The fact that Jungen's native ancestors occupied lands hundreds of miles and a mountain range away from the rain forest carvers of the coast hardly seems to matter when it comes to making art that satisfies the modern art world's Indian ideals. (Even a sophisticated essay in the exhibition catalogue, which presents the story of those conquistador priests, doesn't seem to acknowledge that the Dunne-Za are absolutely different from the coastal groups.) It's as though Jungen is stuck with other people's weirdly artificial notions of his identity -- as perhaps most of us are -- and tries to live up to those notions, using the materials that come to hand in the mixed-up urban culture that is truly his.
So Jungen gives us "classic" native masks cobbled from Nike shoes.
Or, in more recent works, life-size models of huge whale skeletons -- Jungen's a British Columbia native, right, so aren't he and whales supposed to have an almost sacred link? -- which he hangs overhead like natural-history displays. Except that the hundreds of "bones" of Jungen's whales have all been cut from the cheapest plastic lawn chairs.

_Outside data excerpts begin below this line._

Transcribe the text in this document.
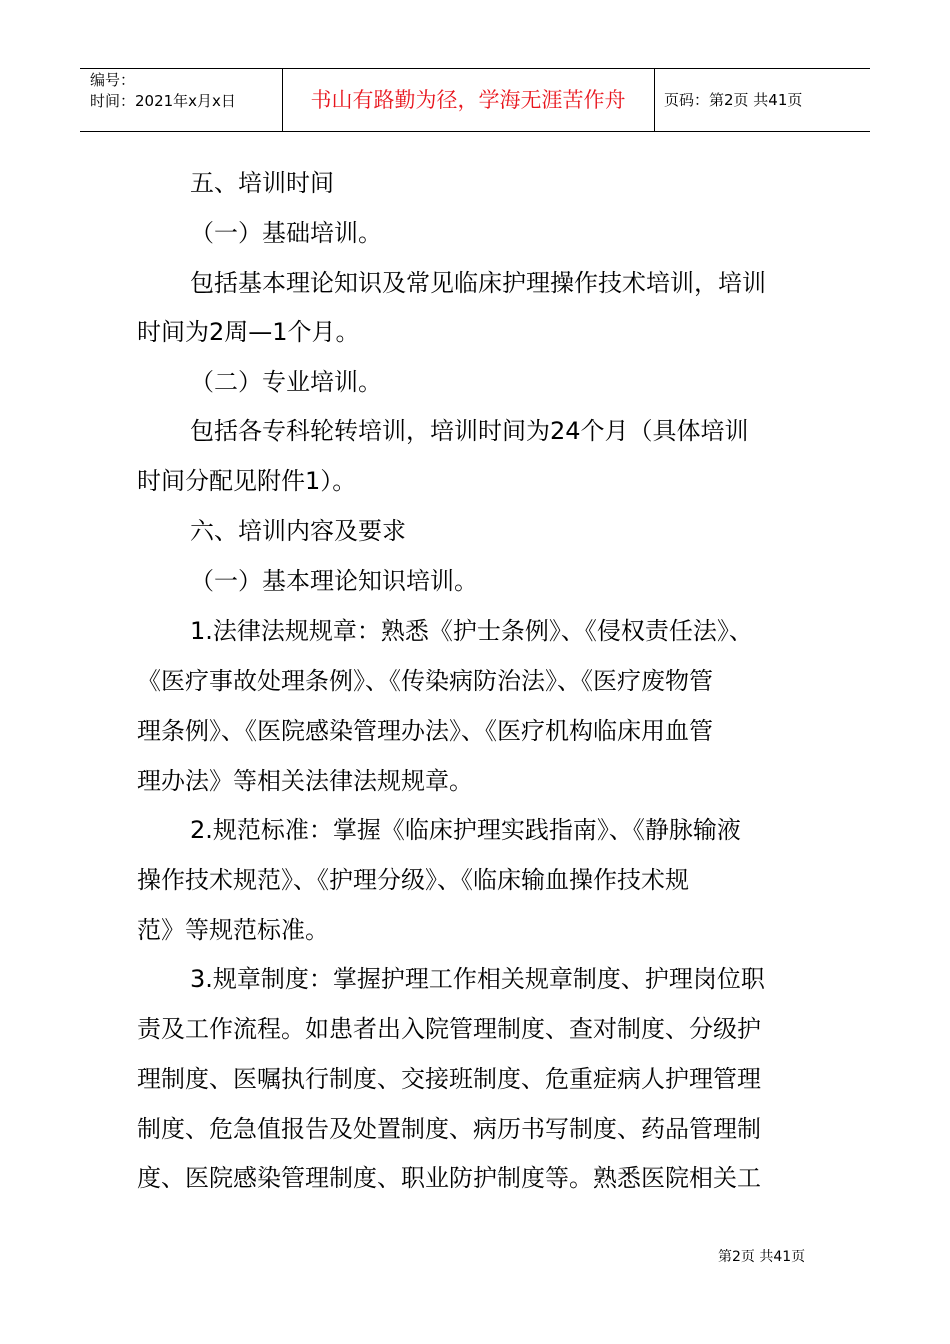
编号：
时间：2021年x月x日	书山有路勤为径，学海无涯苦作舟	页码：第2页 共41页

五、培训时间

（一）基础培训。

包括基本理论知识及常见临床护理操作技术培训，培训

时间为2周—1个月。

（二）专业培训。

包括各专科轮转培训，培训时间为24个月（具体培训

时间分配见附件1）。

六、培训内容及要求

（一）基本理论知识培训。

1.法律法规规章：熟悉《护士条例》、《侵权责任法》、

《医疗事故处理条例》、《传染病防治法》、《医疗废物管

理条例》、《医院感染管理办法》、《医疗机构临床用血管

理办法》等相关法律法规规章。

2.规范标准：掌握《临床护理实践指南》、《静脉输液

操作技术规范》、《护理分级》、《临床输血操作技术规

范》等规范标准。

3.规章制度：掌握护理工作相关规章制度、护理岗位职

责及工作流程。如患者出入院管理制度、查对制度、分级护

理制度、医嘱执行制度、交接班制度、危重症病人护理管理

制度、危急值报告及处置制度、病历书写制度、药品管理制

度、医院感染管理制度、职业防护制度等。熟悉医院相关工

第2页 共41页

Or things can go the other way. Jungen has also used the "traditional" skills and materials of native art to duplicate icons of international capitalism. The coarse pine shipping pallets that literally underlie global trade have been remade by Jungen in gorgeously finished, hand-pegged red cedar, as carefully crafted as any potlatch tray -- or high-end airport souvenir.
Not all of Jungen's work involves questions of Indian art and identity. For all his semi-native roots, he's a full-fledged, card-carrying member of the Western art world, and he's worked on a wide range of contemporary concerns, from the fate of utopian modern architecture to the cultural status of abstract art.
But in every case, he's probed the issues with an irresistible mix of caustic humor and flawless visual appeal. However well you understand the problems that his masks address, you want one for over your mantel -- right beside your soapstone walrus and ebony elephant.